31/05/2023 Çarşamba Köşe yazarı V.T
Emîr Sultan hazretleri Osmanlıların kuruluş devrinde Bursa'da
yaşayan büyük velîlerdendir. İsmi Muhammed, lakabı Şemsüddîn'dir. Babasının adı
Ali'dir. 1368 (H.770) senesinde Buhârâ'da doğdu. Babasının vefâtından sonra
Mekke'ye gitti. Hac farîzasını yerine getirdikten sonra Medîne'ye geçti. Burada
aldığı manevi bir işaretle Bursa'ya geldi. Burada çok meşhur oldu. Osmanlı
Padişahı Yıldırım Bâyezîd Han’a damat oldu. 1430 (H.833) senesinde Bursa'da
vebâ hastalığından vefât etti.
Sultan Yıldırım Bâyezîd Han, Niğbolu zaferinden sonra kazanılan
ganîmetler ile Müslümanların ibâdet etmeleri için, Bursa'nın güzide bir yerinde
câmi yaptırmak istedi. Bu durumdan vezîrini de haberdar etti. Bugünkü
Ulucâmi'nin yeri uygun görüldü ve arsa sâhiplerine mülklerinin bedelleri
verildi. Herkes gönül rızâsıyla arsalarını verdiler. Fakat câminin inşâ edileceği
yerde bir ihtiyar kadıncağızın evi vardı. Bu hanım; "Ben evimi
satmam" diye inâd etti. Ona; "Bize bu ev mutlaka lâzım" denildi
ise de, hiçbir kimsenin, sözünü dinlemedi...
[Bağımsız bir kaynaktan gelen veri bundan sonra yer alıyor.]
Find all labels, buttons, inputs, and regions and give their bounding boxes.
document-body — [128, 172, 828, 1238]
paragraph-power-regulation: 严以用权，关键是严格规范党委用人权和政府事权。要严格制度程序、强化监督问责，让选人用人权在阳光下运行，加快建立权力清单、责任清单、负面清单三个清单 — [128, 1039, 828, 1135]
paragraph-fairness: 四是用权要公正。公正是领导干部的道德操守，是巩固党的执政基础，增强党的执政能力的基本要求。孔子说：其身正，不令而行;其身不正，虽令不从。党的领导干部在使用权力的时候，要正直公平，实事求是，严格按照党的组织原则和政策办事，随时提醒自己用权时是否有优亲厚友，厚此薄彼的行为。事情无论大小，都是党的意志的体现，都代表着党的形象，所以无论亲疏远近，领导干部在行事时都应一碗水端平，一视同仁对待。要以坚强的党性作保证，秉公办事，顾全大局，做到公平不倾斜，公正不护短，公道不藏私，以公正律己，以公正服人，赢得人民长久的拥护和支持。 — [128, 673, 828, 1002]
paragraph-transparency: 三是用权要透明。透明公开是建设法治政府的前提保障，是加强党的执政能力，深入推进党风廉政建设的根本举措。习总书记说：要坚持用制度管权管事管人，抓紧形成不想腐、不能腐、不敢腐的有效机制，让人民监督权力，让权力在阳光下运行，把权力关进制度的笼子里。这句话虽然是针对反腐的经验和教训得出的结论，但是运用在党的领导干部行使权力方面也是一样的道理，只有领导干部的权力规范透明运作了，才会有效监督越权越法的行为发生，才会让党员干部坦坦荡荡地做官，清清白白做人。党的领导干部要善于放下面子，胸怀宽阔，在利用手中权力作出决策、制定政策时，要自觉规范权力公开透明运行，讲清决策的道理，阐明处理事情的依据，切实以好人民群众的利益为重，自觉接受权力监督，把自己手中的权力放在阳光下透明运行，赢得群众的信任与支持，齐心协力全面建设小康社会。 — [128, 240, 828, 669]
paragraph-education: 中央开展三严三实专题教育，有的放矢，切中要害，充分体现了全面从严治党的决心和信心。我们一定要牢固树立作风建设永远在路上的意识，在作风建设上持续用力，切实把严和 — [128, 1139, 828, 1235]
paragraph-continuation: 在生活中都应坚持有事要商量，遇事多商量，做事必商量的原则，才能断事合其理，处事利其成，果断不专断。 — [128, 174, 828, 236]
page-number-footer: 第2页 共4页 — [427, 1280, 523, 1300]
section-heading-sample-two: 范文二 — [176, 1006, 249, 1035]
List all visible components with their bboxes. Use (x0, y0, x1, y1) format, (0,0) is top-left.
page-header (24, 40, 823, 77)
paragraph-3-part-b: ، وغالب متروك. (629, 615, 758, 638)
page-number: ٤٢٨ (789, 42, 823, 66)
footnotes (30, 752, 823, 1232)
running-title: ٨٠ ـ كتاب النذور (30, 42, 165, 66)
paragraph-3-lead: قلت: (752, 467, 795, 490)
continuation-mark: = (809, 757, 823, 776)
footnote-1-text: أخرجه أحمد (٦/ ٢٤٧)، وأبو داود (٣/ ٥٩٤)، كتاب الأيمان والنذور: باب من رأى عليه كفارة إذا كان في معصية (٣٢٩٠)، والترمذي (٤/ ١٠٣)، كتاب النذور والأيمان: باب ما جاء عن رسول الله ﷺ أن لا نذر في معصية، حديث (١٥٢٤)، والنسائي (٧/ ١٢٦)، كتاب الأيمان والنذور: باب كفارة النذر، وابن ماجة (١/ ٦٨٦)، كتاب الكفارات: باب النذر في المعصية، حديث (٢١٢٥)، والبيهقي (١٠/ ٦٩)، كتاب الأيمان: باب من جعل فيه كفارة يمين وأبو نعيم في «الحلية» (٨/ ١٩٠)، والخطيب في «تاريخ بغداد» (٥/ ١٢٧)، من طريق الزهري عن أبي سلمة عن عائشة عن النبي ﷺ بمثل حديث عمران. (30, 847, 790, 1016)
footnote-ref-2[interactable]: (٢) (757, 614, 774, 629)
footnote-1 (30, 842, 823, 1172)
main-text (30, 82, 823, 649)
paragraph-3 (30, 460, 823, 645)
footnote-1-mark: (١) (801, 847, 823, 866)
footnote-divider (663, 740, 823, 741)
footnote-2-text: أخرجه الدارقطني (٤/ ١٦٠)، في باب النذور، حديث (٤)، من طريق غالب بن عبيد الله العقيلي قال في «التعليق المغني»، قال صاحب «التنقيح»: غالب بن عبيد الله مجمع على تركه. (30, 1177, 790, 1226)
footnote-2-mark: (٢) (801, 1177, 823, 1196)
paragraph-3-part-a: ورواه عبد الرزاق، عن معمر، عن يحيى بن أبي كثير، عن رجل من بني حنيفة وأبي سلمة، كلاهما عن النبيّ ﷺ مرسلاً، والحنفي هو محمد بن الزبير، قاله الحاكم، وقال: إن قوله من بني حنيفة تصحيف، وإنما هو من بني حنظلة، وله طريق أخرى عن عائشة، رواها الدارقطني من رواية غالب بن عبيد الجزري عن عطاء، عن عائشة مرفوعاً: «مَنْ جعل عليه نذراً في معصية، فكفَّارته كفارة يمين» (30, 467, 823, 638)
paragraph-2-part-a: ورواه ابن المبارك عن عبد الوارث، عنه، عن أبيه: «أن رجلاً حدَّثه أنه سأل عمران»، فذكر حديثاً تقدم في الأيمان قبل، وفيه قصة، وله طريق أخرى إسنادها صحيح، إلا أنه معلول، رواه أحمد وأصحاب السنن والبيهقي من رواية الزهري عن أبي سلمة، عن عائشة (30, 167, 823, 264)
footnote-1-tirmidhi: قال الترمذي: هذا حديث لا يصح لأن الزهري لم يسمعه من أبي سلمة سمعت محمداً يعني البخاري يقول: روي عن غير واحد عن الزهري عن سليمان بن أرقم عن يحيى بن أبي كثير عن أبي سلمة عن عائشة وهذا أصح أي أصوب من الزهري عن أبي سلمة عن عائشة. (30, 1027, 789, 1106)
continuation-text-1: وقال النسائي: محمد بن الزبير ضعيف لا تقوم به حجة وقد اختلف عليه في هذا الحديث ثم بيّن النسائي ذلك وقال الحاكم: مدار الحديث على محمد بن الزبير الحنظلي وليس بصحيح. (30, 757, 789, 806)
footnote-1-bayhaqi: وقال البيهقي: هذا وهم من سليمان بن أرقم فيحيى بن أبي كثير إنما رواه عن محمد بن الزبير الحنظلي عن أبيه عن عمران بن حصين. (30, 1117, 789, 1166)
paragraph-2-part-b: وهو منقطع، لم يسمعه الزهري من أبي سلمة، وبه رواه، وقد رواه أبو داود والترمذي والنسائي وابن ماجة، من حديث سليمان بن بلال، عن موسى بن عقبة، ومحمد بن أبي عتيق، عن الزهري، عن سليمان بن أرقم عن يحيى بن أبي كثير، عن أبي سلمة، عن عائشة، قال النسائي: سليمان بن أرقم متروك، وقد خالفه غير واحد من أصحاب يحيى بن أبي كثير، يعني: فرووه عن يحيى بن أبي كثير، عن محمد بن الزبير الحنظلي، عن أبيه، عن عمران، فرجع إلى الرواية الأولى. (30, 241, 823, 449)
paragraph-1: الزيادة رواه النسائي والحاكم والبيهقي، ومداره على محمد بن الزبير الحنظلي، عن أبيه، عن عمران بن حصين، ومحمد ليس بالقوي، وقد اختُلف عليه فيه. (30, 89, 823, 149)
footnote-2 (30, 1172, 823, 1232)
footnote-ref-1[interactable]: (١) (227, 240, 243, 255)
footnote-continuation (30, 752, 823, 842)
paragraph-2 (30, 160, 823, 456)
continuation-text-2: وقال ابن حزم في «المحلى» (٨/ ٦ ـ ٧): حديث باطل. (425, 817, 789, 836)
Sultan Yıldırım Bâyezîd Han bir gün o kadının yanına gidip,
durumu anlattı. Fakat, kadını fikrinden döndüremedi. Sonra Sultan, dîvânı
toplayarak bu husûsu görüştü. Dîvânda, Emîr Sultan hazretlerine durumun
bildirilmesi ve ona göre hareket edilmesi kararına varıldı. Sultan Bâyezîd,
Emîr Sultan'ın huzûruna giderek durumu anlattı ve; "Sizin hizmetinize
muhtâcız, yoksa câmi-i şerîf yapılamaz" dedi. Emîr Sultan; "Her
işin gerçekleşeceği bir vakit vardır" diyerek Sultânı teselli ve teskin
etti...
O gece ihtiyar kadın rüyâsında, mahşer günündeki hâlini gördü.
Herkes Muhammed Mustafâ'dan şefâat umup, Cennet tarafına gidiyordu. İhtiyar
kadın da onlar gibi Cennet'e gitmek istedi. Fakat yürümeye gücü olmadığı için,
Arasat meydanında yapayalnız kaldı. Bunun üzerine ihtiyar kadın feryâd etmeye
başlayınca, zebâniler ona; "Niye ağlıyorsun?" diye sordular. İhtiyar
kadın; "Müslüman tâife Cennet'e gitti. Ben kaldım, onun için ağlarım"
dedi. O sırada gâibden bir ses; "Eğer sen de Cennet'e gitmek istersen,
Yıldırım Bâyezîd Hana evini sat, inâd etme, yoksa inatçılardan olup, ehl-i nâr,
cehennemlik olursun" dediği ânda, ihtiyar kadın hemen uyandı...
Uyandığı zaman, evinin bir nûr ile kaplanmış olduğunu gördü. "Elhamdülillah ben de Cennet ehli oldum" diyerek sabaha kadar ibâdetle meşgûl oldu. Sonra gönül rızâsı ile evini sattı ve câminin yapılmasına vesîle oldu.